Of the 318 species, 151 are listed on the Appendices of the Convention on International Trade in Endangered Species of Wild Fauna and Flora (CITES). These animals and animal parts such as meat, skins, bones, feathers, and shells are for local and international markets, with the main destinations including Asia, Europe, and North America, although Peru is by far the largest market.
The 10-year strategy aims to reduce illegal wildlife trade (IWT) in Peru by: disseminating information to educate and raise awareness on the issue; creating the conditions for stricter law enforcement and effective control of the illegal wildlife trade; strengthening multisector alliances; and collaborating with border countries and transit or destination countries for illegal products originating in Peru.
“The strategy elevates the discourse around wildlife trafficking to the national level, commits governmental institutions to joint actions, and recognizes the issue as a serious crime,” said Mariana Montoya, WCS Peru Country Director. “It includes a range of actions that span from prevention through communications and education efforts, to strengthening the capacity of relevant authorities to dismantle wildlife trafficking networks throughout the continent.”

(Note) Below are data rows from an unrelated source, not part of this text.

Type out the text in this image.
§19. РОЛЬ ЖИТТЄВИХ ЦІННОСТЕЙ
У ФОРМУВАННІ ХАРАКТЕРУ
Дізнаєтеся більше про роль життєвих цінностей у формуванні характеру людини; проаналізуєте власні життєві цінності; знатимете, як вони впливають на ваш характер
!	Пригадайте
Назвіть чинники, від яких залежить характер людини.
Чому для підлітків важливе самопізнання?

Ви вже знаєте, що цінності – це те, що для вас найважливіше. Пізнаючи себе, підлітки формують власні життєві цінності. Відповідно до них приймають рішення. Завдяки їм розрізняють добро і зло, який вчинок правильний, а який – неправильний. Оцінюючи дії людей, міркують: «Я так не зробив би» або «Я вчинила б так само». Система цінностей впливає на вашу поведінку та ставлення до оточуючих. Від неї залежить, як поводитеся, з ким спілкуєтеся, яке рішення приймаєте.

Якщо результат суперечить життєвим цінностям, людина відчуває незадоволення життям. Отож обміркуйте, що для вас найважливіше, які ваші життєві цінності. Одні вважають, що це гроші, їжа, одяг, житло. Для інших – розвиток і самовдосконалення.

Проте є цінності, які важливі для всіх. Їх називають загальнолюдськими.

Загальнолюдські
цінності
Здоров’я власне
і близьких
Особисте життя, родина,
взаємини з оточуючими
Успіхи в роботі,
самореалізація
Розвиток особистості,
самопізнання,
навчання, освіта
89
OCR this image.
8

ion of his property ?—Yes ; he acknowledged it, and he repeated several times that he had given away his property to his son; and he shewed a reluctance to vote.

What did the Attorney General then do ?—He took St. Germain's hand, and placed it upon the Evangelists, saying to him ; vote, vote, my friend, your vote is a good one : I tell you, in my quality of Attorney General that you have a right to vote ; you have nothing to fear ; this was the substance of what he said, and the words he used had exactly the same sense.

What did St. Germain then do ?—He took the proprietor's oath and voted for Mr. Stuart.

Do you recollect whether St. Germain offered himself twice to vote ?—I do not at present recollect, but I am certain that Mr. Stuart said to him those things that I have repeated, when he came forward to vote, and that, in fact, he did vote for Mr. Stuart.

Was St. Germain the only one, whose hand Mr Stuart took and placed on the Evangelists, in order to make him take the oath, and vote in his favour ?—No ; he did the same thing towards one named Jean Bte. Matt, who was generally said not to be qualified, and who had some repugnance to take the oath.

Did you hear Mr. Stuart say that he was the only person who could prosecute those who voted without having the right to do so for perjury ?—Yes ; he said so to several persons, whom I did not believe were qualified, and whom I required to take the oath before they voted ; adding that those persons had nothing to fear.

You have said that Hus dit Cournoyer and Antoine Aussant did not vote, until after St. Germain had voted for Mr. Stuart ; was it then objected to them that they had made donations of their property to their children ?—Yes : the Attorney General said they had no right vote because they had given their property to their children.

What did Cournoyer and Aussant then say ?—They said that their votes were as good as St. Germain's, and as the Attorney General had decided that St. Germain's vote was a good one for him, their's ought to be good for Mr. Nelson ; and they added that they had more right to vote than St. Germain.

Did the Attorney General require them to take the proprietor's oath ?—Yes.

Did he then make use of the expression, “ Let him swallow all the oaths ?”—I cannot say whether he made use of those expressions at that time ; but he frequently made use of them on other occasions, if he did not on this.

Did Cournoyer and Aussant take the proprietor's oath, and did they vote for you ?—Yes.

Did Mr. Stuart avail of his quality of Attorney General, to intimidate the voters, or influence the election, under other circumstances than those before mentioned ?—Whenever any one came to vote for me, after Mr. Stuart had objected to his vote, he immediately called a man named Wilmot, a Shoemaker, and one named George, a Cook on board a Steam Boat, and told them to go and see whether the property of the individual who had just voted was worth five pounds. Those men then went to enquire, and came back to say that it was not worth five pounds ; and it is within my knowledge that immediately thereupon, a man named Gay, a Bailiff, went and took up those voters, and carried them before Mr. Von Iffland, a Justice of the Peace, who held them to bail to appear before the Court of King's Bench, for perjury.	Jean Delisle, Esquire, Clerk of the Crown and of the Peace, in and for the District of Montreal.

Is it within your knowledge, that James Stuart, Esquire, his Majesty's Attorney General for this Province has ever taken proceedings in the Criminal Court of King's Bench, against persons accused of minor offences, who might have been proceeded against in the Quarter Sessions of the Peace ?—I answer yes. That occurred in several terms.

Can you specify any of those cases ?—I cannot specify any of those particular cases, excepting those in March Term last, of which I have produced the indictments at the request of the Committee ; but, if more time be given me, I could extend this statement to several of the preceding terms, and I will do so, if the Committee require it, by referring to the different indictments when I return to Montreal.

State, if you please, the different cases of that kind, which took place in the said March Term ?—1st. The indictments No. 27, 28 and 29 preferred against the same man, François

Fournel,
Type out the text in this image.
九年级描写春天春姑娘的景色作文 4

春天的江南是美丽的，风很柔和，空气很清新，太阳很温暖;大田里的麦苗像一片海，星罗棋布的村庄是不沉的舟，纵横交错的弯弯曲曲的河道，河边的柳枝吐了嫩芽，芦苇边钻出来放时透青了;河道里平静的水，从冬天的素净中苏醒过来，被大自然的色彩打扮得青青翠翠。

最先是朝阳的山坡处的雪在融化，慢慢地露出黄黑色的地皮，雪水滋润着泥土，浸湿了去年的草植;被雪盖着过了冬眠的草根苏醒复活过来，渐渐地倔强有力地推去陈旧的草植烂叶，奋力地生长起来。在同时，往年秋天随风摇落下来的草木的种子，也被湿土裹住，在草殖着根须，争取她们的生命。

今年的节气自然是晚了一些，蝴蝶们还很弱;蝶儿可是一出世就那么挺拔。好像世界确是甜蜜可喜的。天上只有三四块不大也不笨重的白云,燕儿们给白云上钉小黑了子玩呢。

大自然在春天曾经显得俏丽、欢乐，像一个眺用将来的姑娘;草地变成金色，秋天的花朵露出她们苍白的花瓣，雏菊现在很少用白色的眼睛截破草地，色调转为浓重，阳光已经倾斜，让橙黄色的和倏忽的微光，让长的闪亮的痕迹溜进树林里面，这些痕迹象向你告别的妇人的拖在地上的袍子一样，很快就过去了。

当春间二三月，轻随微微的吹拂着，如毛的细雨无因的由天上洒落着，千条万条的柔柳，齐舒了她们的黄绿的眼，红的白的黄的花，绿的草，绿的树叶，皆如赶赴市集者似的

For Yovana Murillo, WCS Peru’s Trafficking and Wildlife Health Coordinator, the approval of this strategy is “an important first step, and we must now focus on implementing the 35 specific actions articulated in the strategy.”
WCS Peru has been working for more than five years to fight wildlife trafficking in Peru. The program has worked to generate and disseminate key information about wildlife species vulnerable to trafficking, as well as associated risks to human health due to contact with the wild animals. WCS Peru also works with authorities that control and enforce wildlife crimes, and helps to facilitate collaborations between government, private and civil society entities.
Most recently, WCS used more than 10 years of government data, along with new research and surveys among Peruvians, to develop a social media campaign to raise awareness about the issue of wildlife trafficking in the country. Surveys demonstrated that a majority of Peruvians were not familiar with laws restricting the wildlife trade, so WCS worked with SERFOR to design a pilot campaign in November-December 2016. The campaign’s messages informed Peruvians on the topic, reaching over 250,000 people.
WCS will continue to support SERFOR’s efforts, and under their leadership support the effective implementation of the strategy. WCS will also continue to conduct field research and gather information to ensure that the most up-to-date data informs actions to combat crime and contextualize the issue of wildlife trafficking in Peru.